A publicação de seu livro de memórias "O que Sobra", nas livrarias nesta terça-feira (10), é mais uma tentativa de comover com a tragédia de um pobre garoto rico. Mas é improvável que o leitor —que não nasceu em uma poderosa família real— se emocione muito.

Não que a história não tenha passagens tristíssimas —incluindo a morte de sua mãe, Diana, quando Harry tinha apenas 12 anos, e a posterior sensacionalização de seu luto.

Capa da versão em inglês do livro "O que Sobra", do príncipe Harry
Capa da versão em inglês do livro "O que Sobra" - Isabel Infantes/AFP

É só que o elemento organizador do livro é a ideia de que Harry sofreu por ser sempre uma peça de reposição, um reserva. Ele é hoje o quinto na linha de sucessão, depois de seu irmão mais velho, William. O título original, "Spare", deixa isso claro. É um aceno à frase que diz "the heir and the spare". Ou seja: "o herdeiro e o que sobra".

O livro chegou ao Brasil pela Objetiva no mesmo dia do restante do globo. A ideia era um lançamento mundial. A obra foi vendida por acidente na Espanha há alguns dias, porém, e os principais trechos já vazaram na imprensa. Perdeu um pouco a graça.
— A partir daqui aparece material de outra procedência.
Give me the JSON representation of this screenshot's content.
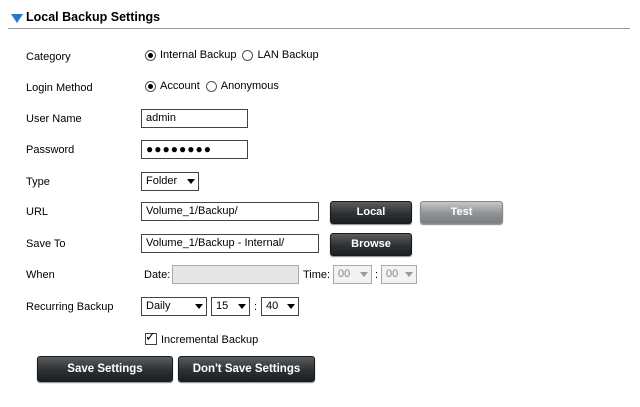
{
  "section": {
    "title": "Local Backup Settings"
  },
  "category": {
    "label": "Category",
    "options": [
      "Internal Backup",
      "LAN Backup"
    ],
    "selected": "Internal Backup"
  },
  "login_method": {
    "label": "Login Method",
    "options": [
      "Account",
      "Anonymous"
    ],
    "selected": "Account"
  },
  "user_name": {
    "label": "User Name",
    "value": "admin"
  },
  "password": {
    "label": "Password",
    "value": "●●●●●●●●"
  },
  "type": {
    "label": "Type",
    "value": "Folder"
  },
  "url": {
    "label": "URL",
    "value": "Volume_1/Backup/",
    "local_button": "Local",
    "test_button": "Test"
  },
  "save_to": {
    "label": "Save To",
    "value": "Volume_1/Backup - Internal/",
    "browse_button": "Browse"
  },
  "when": {
    "label": "When",
    "date_label": "Date:",
    "date_value": "",
    "time_label": "Time:",
    "hour": "00",
    "minute": "00",
    "colon": ":"
  },
  "recurring": {
    "label": "Recurring Backup",
    "frequency": "Daily",
    "hour": "15",
    "minute": "40",
    "colon": ":"
  },
  "incremental": {
    "label": "Incremental Backup",
    "checked": true
  },
  "actions": {
    "save": "Save Settings",
    "dont_save": "Don't Save Settings"
  }
}
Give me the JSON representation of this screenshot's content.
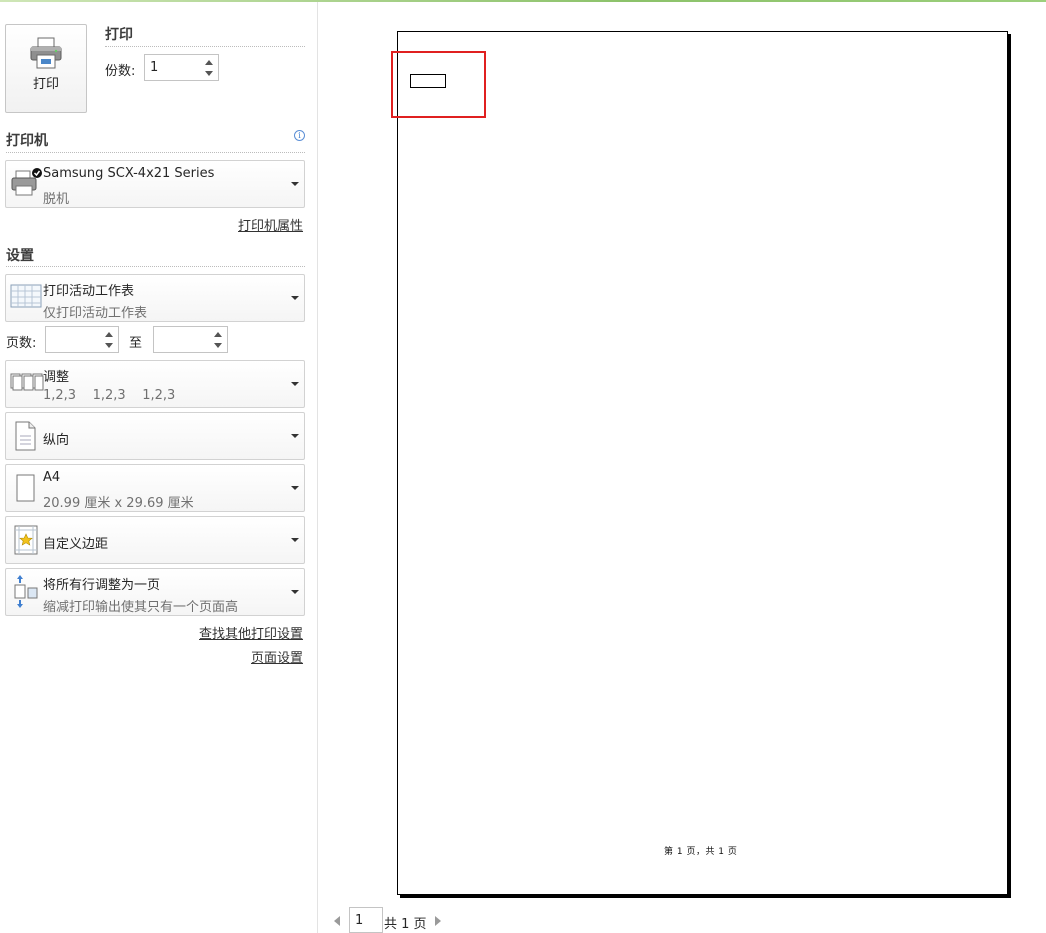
{
  "print_section": {
    "button_label": "打印",
    "title": "打印",
    "copies_label": "份数:",
    "copies_value": "1"
  },
  "printer_section": {
    "title": "打印机",
    "printer_name": "Samsung SCX-4x21 Series",
    "printer_status": "脱机",
    "properties_link": "打印机属性"
  },
  "settings_section": {
    "title": "设置",
    "scope": {
      "main": "打印活动工作表",
      "sub": "仅打印活动工作表"
    },
    "pages_label": "页数:",
    "pages_from": "",
    "pages_to_label": "至",
    "pages_to": "",
    "collate": {
      "main": "调整",
      "sub": "1,2,3    1,2,3    1,2,3"
    },
    "orientation": {
      "main": "纵向"
    },
    "paper": {
      "main": "A4",
      "sub": "20.99 厘米 x 29.69 厘米"
    },
    "margins": {
      "main": "自定义边距"
    },
    "scaling": {
      "main": "将所有行调整为一页",
      "sub": "缩减打印输出使其只有一个页面高"
    },
    "more_settings_link": "查找其他打印设置",
    "page_setup_link": "页面设置"
  },
  "preview": {
    "footer_text": "第 1 页，共 1 页",
    "current_page": "1",
    "total_pages_text": "共 1 页"
  },
  "colors": {
    "highlight": "#e02020",
    "accent_top": "#8cc26a"
  }
}
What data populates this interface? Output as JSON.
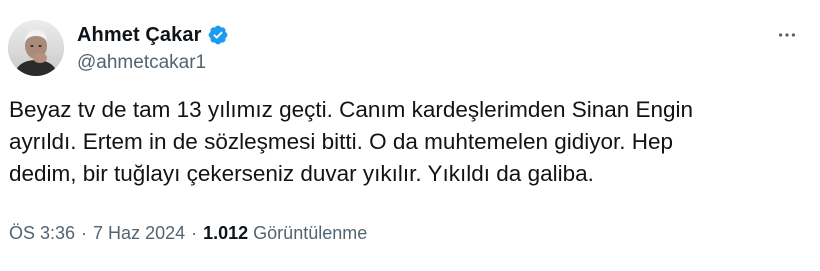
{
  "tweet": {
    "author": {
      "display_name": "Ahmet Çakar",
      "handle": "@ahmetcakar1",
      "verified": true,
      "verified_badge_color": "#1d9bf0",
      "avatar_icon": "avatar-photo"
    },
    "more_icon": "more-horizontal-icon",
    "text": "Beyaz tv de tam 13 yılımız geçti. Canım kardeşlerimden Sinan Engin\nayrıldı. Ertem in de sözleşmesi bitti. O da muhtemelen gidiyor. Hep\ndedim, bir tuğlayı çekerseniz duvar yıkılır. Yıkıldı da galiba.",
    "meta": {
      "time": "ÖS 3:36",
      "separator": "·",
      "date": "7 Haz 2024",
      "views_count": "1.012",
      "views_label": "Görüntülenme"
    }
  },
  "colors": {
    "text_primary": "#0f1419",
    "text_secondary": "#536471",
    "background": "#ffffff"
  }
}
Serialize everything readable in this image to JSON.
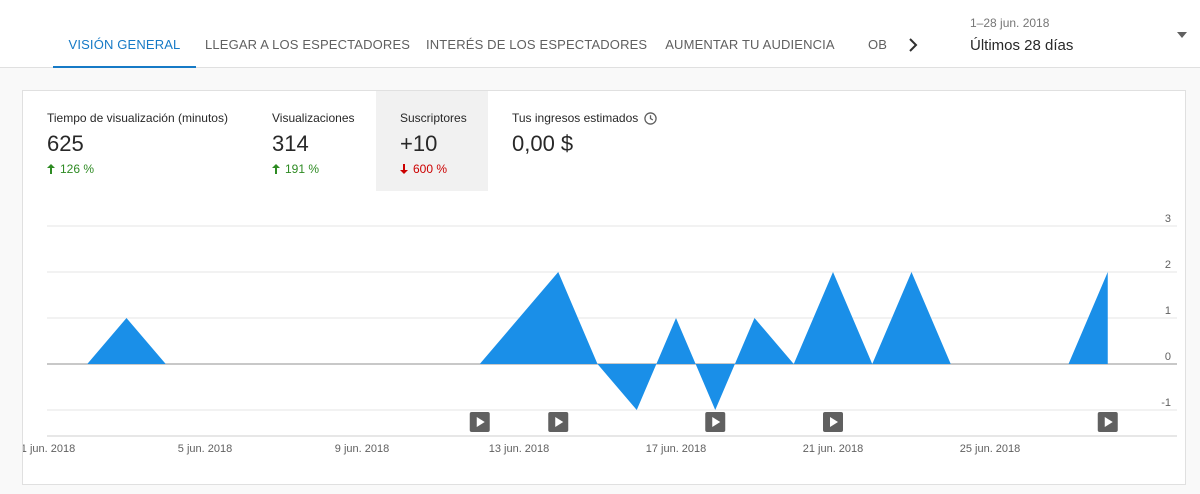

A ironia de tudo isso é que mesmo chegando velho às estantes, e mesmo com tanta má-vontade em relação ao príncipe Harry, "O que Sobra" vai vender horrores. No momento da escrita desta resenha, o livro já estava em terceiro lugar na Amazon brasileira na categoria "memórias". O segundo era "O Príncipe", de Maquiavel.

Culpem, se quiserem, a indústria cultural, descrita por Theodor Adorno e Max Horkheimer em um clássico da teoria da comunicação. Tudo vira um bem cultural, na esteira de produção. Mas o fato é que há um apetite voraz —provado inclusive pela publicação deste texto— por um sem-fim de fatos sobre a família real britânica.

Polêmico, Harry segue os passos da sua mãe, Diana, que causou furor ao se separar do então príncipe Charles, hoje rei. Harry foi além e se divorciou da família inteira. Afastando-se do palácio, mudou-se para os Estados Unidos com sua mulher, Meghan Markle, em 2020. Abriram mão das funções reais. No livro, ele descreve o êxodo como um modo de preservar a "sanidade e integridade física" do casal.

Harry justifica o livro em si como uma oportunidade de dar a sua versão da história toda. Mas é o que ele tem feito há anos, em entrevistas. O príncipe ruivo acaba de lançar o documentário "Harry & Meghan" na Netflix, com seis horas de ataques à família, ampliadas agora no livro.

Diana é quase a protagonista da obra, como não poderia deixar de ser. Harry dedica o texto a ela. Já no primeiro capítulo, ele conta como soube da morte da mãe. Mais triste ainda, fala de como pensou por bastante tempo que Diana estava fingindo seu falecimento. Harry desconfiou mesmo depois de receber, de herança, uma mecha de cabelo cortada do cadáver de sua mãe, que morreu em Paris em agosto de 1997.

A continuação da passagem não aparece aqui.